Finding new rhythms

One of the frustrating things about my current health issues is that my instinctive cues about what my body needs are often unreliable. My appetite can be bad, I occasionally deal with bouts of insomnia, and it can be hard to tell how much activity my body will tolerate until it's too late. For that reason, I've been exploring things I can easily measure at home to help me figure out what my body needs at any given time. I believe I have figured out how to use that data to identify good times to eat, appropriate sizes of meals, good times to be more active, durations of activity my body will tolerate at that time, and good times to rest. For now I will just say that I have had some very encouraging results using this tool, but I will probably go into more detail about it in the future.

Something interesting has emerged from this practice. I've noticed that it's common for me to have a day of light meals, light resting periods, and frequent activity periods followed by a day of large meals, slow movement, and lots of rest, in approximately a forty-eight-hour cycle. Like there's a day to be still, gather up energy, and plan my next moves, and there's a day to execute, back and forth. I have found ways to perturb this cycle if necessary without being too disruptive, but that usually involves carefully reshaping the waveform for a limited time, rather than disregarding it completely. I find myself wondering if other people's bodies follow similar rhythms. It's possible that I just incur harsher penalties for ignoring them.

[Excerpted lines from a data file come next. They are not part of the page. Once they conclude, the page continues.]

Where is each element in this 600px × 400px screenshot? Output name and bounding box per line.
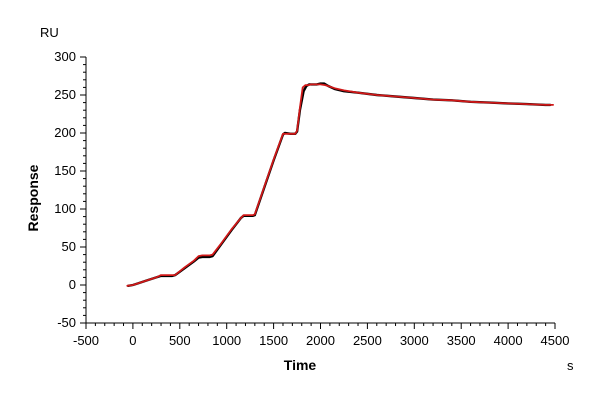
x-axis-title: Time [284,357,317,373]
x-tick-label: 3000 [400,333,429,348]
x-tick-label: 1000 [212,333,241,348]
y-tick-label: -50 [57,315,76,330]
y-tick-label: 150 [54,163,76,178]
x-tick-label: 4500 [541,333,570,348]
x-tick-label: 500 [169,333,191,348]
series-layer [126,82,554,287]
axes [85,57,555,324]
x-tick-label: 2000 [306,333,335,348]
series-line-1 [126,82,552,287]
y-tick-label: 0 [69,277,76,292]
y-unit-label: RU [40,25,59,40]
y-tick-label: 250 [54,87,76,102]
y-axis-title: Response [25,164,41,231]
series-line-2 [126,83,554,287]
x-tick-label: 2500 [353,333,382,348]
y-tick-label: 200 [54,125,76,140]
y-tick-label: 100 [54,201,76,216]
y-tick-label: 50 [62,239,76,254]
x-tick-label: -500 [73,333,99,348]
x-tick-label: 3500 [447,333,476,348]
y-tick-label: 300 [54,49,76,64]
x-unit-label: s [567,358,574,373]
x-tick-label: 1500 [259,333,288,348]
x-tick-label: 0 [129,333,136,348]
x-tick-label: 4000 [494,333,523,348]
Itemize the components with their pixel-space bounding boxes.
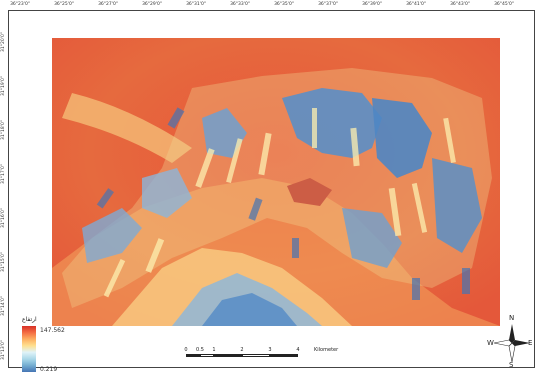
- scale-unit: Kilometer: [314, 347, 339, 353]
- left-tick: 31°16'0": [1, 208, 6, 228]
- legend-min-value: 0.219: [40, 366, 58, 373]
- north-arrow: N S E W: [487, 314, 534, 369]
- scale-label: 0.5: [196, 347, 204, 353]
- compass-e-label: E: [528, 339, 533, 347]
- scale-segment: [242, 354, 270, 357]
- scale-segment: [186, 354, 200, 357]
- left-coordinate-ticks: 31°20'0" 31°19'0" 31°18'0" 31°17'0" 31°1…: [0, 10, 8, 368]
- scale-segment: [200, 354, 214, 357]
- top-tick: 36°33'0": [230, 2, 250, 7]
- compass-s-label: S: [509, 361, 514, 369]
- top-tick: 36°25'0": [54, 2, 74, 7]
- top-tick: 36°39'0": [362, 2, 382, 7]
- scale-bar: 0 0.5 1 2 3 4 Kilometer: [184, 347, 346, 365]
- scale-label: 0: [184, 347, 188, 353]
- top-tick: 36°45'0": [494, 2, 514, 7]
- left-tick: 31°15'0": [1, 252, 6, 272]
- top-tick: 36°27'0": [98, 2, 118, 7]
- top-tick: 36°23'0": [10, 2, 30, 7]
- top-tick: 36°41'0": [406, 2, 426, 7]
- top-tick: 36°31'0": [186, 2, 206, 7]
- scale-label: 4: [296, 347, 300, 353]
- raster-svg: [52, 38, 500, 326]
- scale-label: 2: [240, 347, 244, 353]
- elevation-raster: [52, 38, 500, 326]
- legend-color-ramp: [22, 326, 36, 372]
- left-tick: 31°18'0": [1, 120, 6, 140]
- left-tick: 31°19'0": [1, 76, 6, 96]
- elevation-legend: ارتفاع 147.562 0.219: [22, 316, 92, 373]
- top-tick: 36°29'0": [142, 2, 162, 7]
- legend-max-value: 147.562: [40, 327, 65, 334]
- top-tick: 36°37'0": [318, 2, 338, 7]
- top-coordinate-ticks: 36°23'0" 36°25'0" 36°27'0" 36°29'0" 36°3…: [8, 2, 535, 10]
- compass-w-label: W: [487, 339, 494, 347]
- legend-title: ارتفاع: [22, 316, 37, 323]
- left-tick: 31°13'0": [1, 340, 6, 360]
- top-tick: 36°43'0": [450, 2, 470, 7]
- scale-segment: [270, 354, 298, 357]
- compass-n-label: N: [509, 314, 515, 322]
- scale-label: 1: [212, 347, 216, 353]
- compass-rose-icon: [493, 324, 530, 363]
- left-tick: 31°14'0": [1, 296, 6, 316]
- left-tick: 31°17'0": [1, 164, 6, 184]
- scale-label: 3: [268, 347, 272, 353]
- left-tick: 31°20'0": [1, 32, 6, 52]
- scale-segment: [214, 354, 242, 357]
- top-tick: 36°35'0": [274, 2, 294, 7]
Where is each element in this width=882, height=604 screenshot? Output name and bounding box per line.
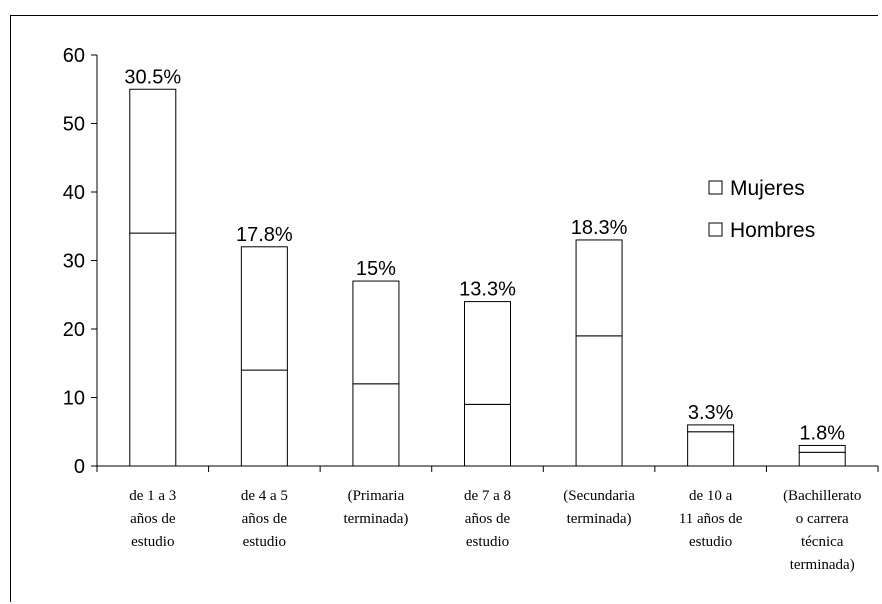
x-category-label: años de — [242, 511, 288, 527]
x-category-label: terminada) — [343, 511, 408, 527]
x-category-label: terminada) — [790, 557, 855, 573]
bar-hombres — [575, 335, 623, 467]
bar-data-label: 15% — [356, 258, 396, 280]
x-category-label: de 10 a — [689, 488, 733, 504]
x-category-label: de 4 a 5 — [241, 488, 288, 504]
y-tick-label: 30 — [63, 251, 85, 273]
legend-swatch — [708, 222, 723, 237]
x-category-label: estudio — [689, 534, 732, 550]
bar-data-label: 3.3% — [688, 402, 734, 424]
legend-label: Hombres — [730, 219, 815, 242]
bar-hombres — [687, 431, 735, 467]
legend-label: Mujeres — [730, 177, 805, 200]
bar-hombres — [464, 403, 511, 467]
x-category-label: estudio — [466, 534, 509, 550]
bar-hombres — [240, 369, 288, 467]
bar-mujeres — [575, 239, 623, 337]
bar-mujeres — [798, 444, 846, 453]
bar-hombres — [798, 451, 846, 467]
x-category-label: (Bachillerato — [783, 488, 861, 504]
x-category-label: o carrera — [796, 511, 849, 527]
y-tick-label: 50 — [63, 114, 85, 136]
y-tick-label: 0 — [74, 456, 85, 478]
x-category-label: (Primaria — [348, 488, 405, 504]
legend-swatch — [708, 180, 723, 195]
y-tick-label: 10 — [63, 388, 85, 410]
bar-mujeres — [240, 246, 288, 371]
bar-data-label: 17.8% — [236, 224, 293, 246]
chart-frame — [10, 15, 878, 602]
x-category-label: técnica — [801, 534, 844, 550]
bar-data-label: 18.3% — [571, 217, 628, 239]
bar-mujeres — [464, 301, 511, 405]
x-category-label: años de — [465, 511, 511, 527]
x-category-label: de 7 a 8 — [464, 488, 511, 504]
x-category-label: 11 años de — [679, 511, 743, 527]
bar-data-label: 30.5% — [124, 66, 181, 88]
y-tick-label: 20 — [63, 319, 85, 341]
x-category-label: terminada) — [567, 511, 632, 527]
x-category-label: de 1 a 3 — [129, 488, 176, 504]
x-category-label: estudio — [243, 534, 286, 550]
bar-mujeres — [129, 88, 177, 234]
x-category-label: estudio — [131, 534, 174, 550]
bar-hombres — [352, 383, 400, 467]
y-tick-label: 40 — [63, 182, 85, 204]
x-category-label: años de — [130, 511, 176, 527]
bar-hombres — [129, 232, 177, 467]
bar-data-label: 1.8% — [799, 422, 845, 444]
x-category-label: (Secundaria — [563, 488, 635, 504]
bar-data-label: 13.3% — [459, 279, 516, 301]
y-tick-label: 60 — [63, 45, 85, 67]
bar-mujeres — [687, 424, 735, 433]
bar-mujeres — [352, 280, 400, 385]
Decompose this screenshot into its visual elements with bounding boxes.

However, there is a thought that keeps nagging at me. Suppose I do gain enough strength using this technique that I can think about stretching out beyond ... whatever the hell it is I'm doing now. The world around me does not operate according to rhythms like these. I'm not even sure how capable it is of arriving at some kind of harmony with them. I could spend all this time establishing these intricate patterns that allow me to kind of function, only to have them washed away in a rush of noise. Or maybe I could keep getting stronger, maybe even become capable of doing amazing things (Sure, why not dream big?) that hardly anyone benefits from, because the world and I are just too out of phase with each other. It's possible that everything I have to do to get back on my feet could only succeed in further isolating me.

This is where it starts to feel like fate is fucking with me. I often feel like I'm being presented with parodies of choice. Theoretically, I could do nothing, but I know exactly what would happen, and I refuse to allow it. Theoretically, I could turn away from these promising rhythms, except my world would be diminished so much by it, I really couldn't. So, I continue to explore them.

I've been very bad about following my "next post" statements in the past, but I feel like the stakes just went up. Sharing the contents of my mind is the one way I'm relatively confident I'll be able to consistently contribute to the world. Also, somewhere down the road, I hope to explain why I do things this way, instead of simply saying "I'm going to post every Friday," or something along those lines.